The sadhus swear by it and the rest of us keep seeking it. Ultimate liberation, eternal bliss, Moksha.

Is it the end of the line or the beginning of it all? Is it about making an exit, dropping all attachments to the forms of this world or is it about entering a heightened state of awareness. And it all seems to start with a question, ‘who am I’?

 Some may call it an escape, but for some, it’s a state of mind.  And once you enter this path, they say there’s no coming back.

One could have attained Moksha after a life-long struggle. Or it could even have been an epiphany, something that dawned on you while looking at an Excel sheet, weighing profit and loss, sipping Frappuccino in an air-conditioned corner office. But all that matters is how one feels at peace with not having anything at all, how one finds joy in nothingness.

There are four places in India that are special in terms of liberation of the soul from the cycle of births and deaths. If one is born in Thiruvarur, one gets Moksha. If one worships in Chidambaram, one gets moksha. If one meditates at Thiruvannamalai, one gets moksha. If one dies in Varanasi, one gets moksha.

Mark Twain once said that Varanasi is older than history, older than tradition, older even than legend and looks twice as old as all of them put together.
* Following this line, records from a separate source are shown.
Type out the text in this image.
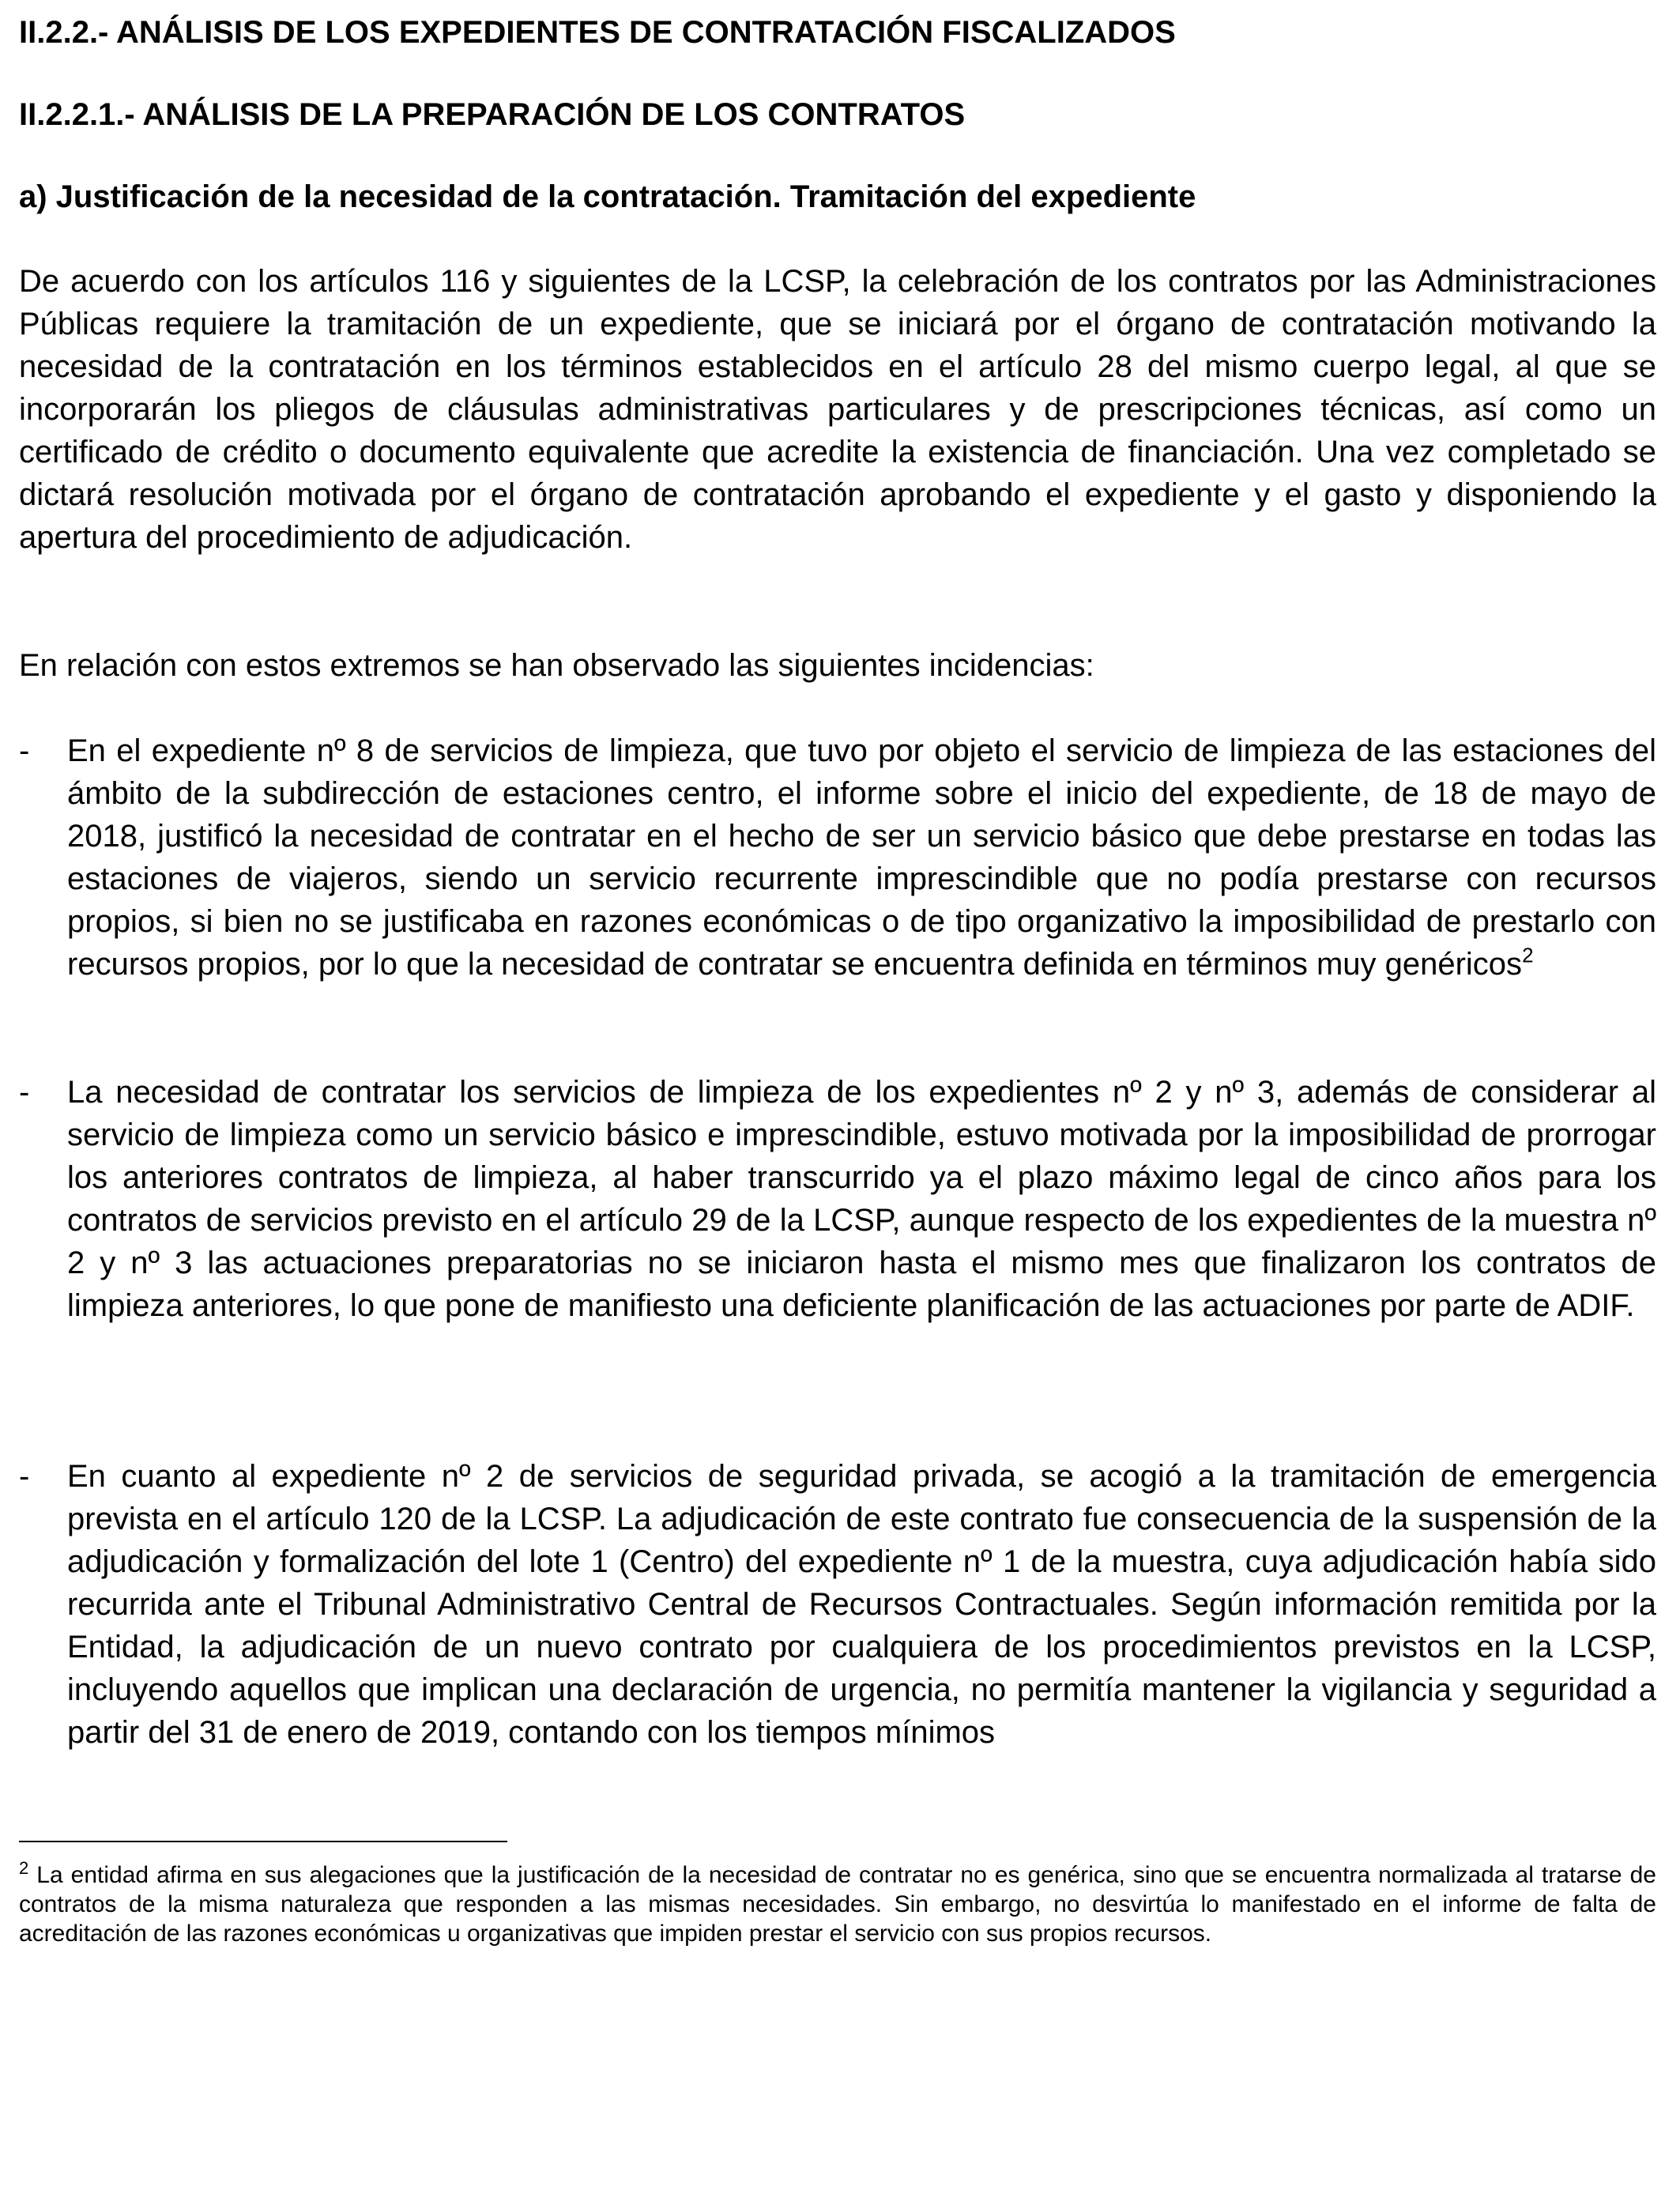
II.2.2.- ANÁLISIS DE LOS EXPEDIENTES DE CONTRATACIÓN FISCALIZADOS
II.2.2.1.- ANÁLISIS DE LA PREPARACIÓN DE LOS CONTRATOS
a) Justificación de la necesidad de la contratación. Tramitación del expediente

De acuerdo con los artículos 116 y siguientes de la LCSP, la celebración de los contratos por las Administraciones Públicas requiere la tramitación de un expediente, que se iniciará por el órgano de contratación motivando la necesidad de la contratación en los términos establecidos en el artículo 28 del mismo cuerpo legal, al que se incorporarán los pliegos de cláusulas administrativas particulares y de prescripciones técnicas, así como un certificado de crédito o documento equivalente que acredite la existencia de financiación. Una vez completado se dictará resolución motivada por el órgano de contratación aprobando el expediente y el gasto y disponiendo la apertura del procedimiento de adjudicación.

En relación con estos extremos se han observado las siguientes incidencias:

- En el expediente nº 8 de servicios de limpieza, que tuvo por objeto el servicio de limpieza de las estaciones del ámbito de la subdirección de estaciones centro, el informe sobre el inicio del expediente, de 18 de mayo de 2018, justificó la necesidad de contratar en el hecho de ser un servicio básico que debe prestarse en todas las estaciones de viajeros, siendo un servicio recurrente imprescindible que no podía prestarse con recursos propios, si bien no se justificaba en razones económicas o de tipo organizativo la imposibilidad de prestarlo con recursos propios, por lo que la necesidad de contratar se encuentra definida en términos muy genéricos$^2$

- La necesidad de contratar los servicios de limpieza de los expedientes nº 2 y nº 3, además de considerar al servicio de limpieza como un servicio básico e imprescindible, estuvo motivada por la imposibilidad de prorrogar los anteriores contratos de limpieza, al haber transcurrido ya el plazo máximo legal de cinco años para los contratos de servicios previsto en el artículo 29 de la LCSP, aunque respecto de los expedientes de la muestra nº 2 y nº 3 las actuaciones preparatorias no se iniciaron hasta el mismo mes que finalizaron los contratos de limpieza anteriores, lo que pone de manifiesto una deficiente planificación de las actuaciones por parte de ADIF.

- En cuanto al expediente nº 2 de servicios de seguridad privada, se acogió a la tramitación de emergencia prevista en el artículo 120 de la LCSP. La adjudicación de este contrato fue consecuencia de la suspensión de la adjudicación y formalización del lote 1 (Centro) del expediente nº 1 de la muestra, cuya adjudicación había sido recurrida ante el Tribunal Administrativo Central de Recursos Contractuales. Según información remitida por la Entidad, la adjudicación de un nuevo contrato por cualquiera de los procedimientos previstos en la LCSP, incluyendo aquellos que implican una declaración de urgencia, no permitía mantener la vigilancia y seguridad a partir del 31 de enero de 2019, contando con los tiempos mínimos

$^2$ La entidad afirma en sus alegaciones que la justificación de la necesidad de contratar no es genérica, sino que se encuentra normalizada al tratarse de contratos de la misma naturaleza que responden a las mismas necesidades. Sin embargo, no desvirtúa lo manifestado en el informe de falta de acreditación de las razones económicas u organizativas que impiden prestar el servicio con sus propios recursos.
A 100 years later, as I stroll through the Ghats of Benares, and see the sights and hear the sounds I understand what he meant.

The concept of Moksha has always intrigued me.  It seemed to have everyone in its grip. And I was no exception. So it’s no surprise that I chose  Moksha as an inspiration for my next collection.

The sadhus I came across my travels were my muse and so were the ascetics who have renounced the world and subsist on alms collected in a begging bowl.

My journey into Moksha unfolds through metal Shiv Lingas, rudrakshas, beads and colourful threads. These elements come together to craft the story of Moksha, one that’s been written over and over again.

Moksha to me is not only renunciation. Because, Moksha, in its strict sense, is the abandonment of sensorial delights while my Moksha is quite the opposite. It embraces the pleasures of the senses.  While the idea of Moksha is the liberation of the soul, my Moksha captures the soul in every design.

With every piece, I have tried to bring alive what’s within me, the superconsciousness, if I were to speak in the spiritual tongue.  Rather than delving deep into Moksha and its significance, I have tried to interpret Moksha through every knot, bead and twirled metal.

Every piece from Moksha is created with a certain devotion. Every minute detail has been taken care of, be it the cotton cords or the colours used that bring a sense of Vermillion, sandalwood paste and sacred ash. Through the weaving in of these spiritual elements, every piece is  transformed into a meditation in itself, for I’m a devotee, but of art and beauty. Be it a necklace or the wristband, the creation of it was like a conversation with the supreme and a soul-stirring one at that.

And this was enlightenment to me, sans the rivers, rituals and rites. Hope it evokes the same in you.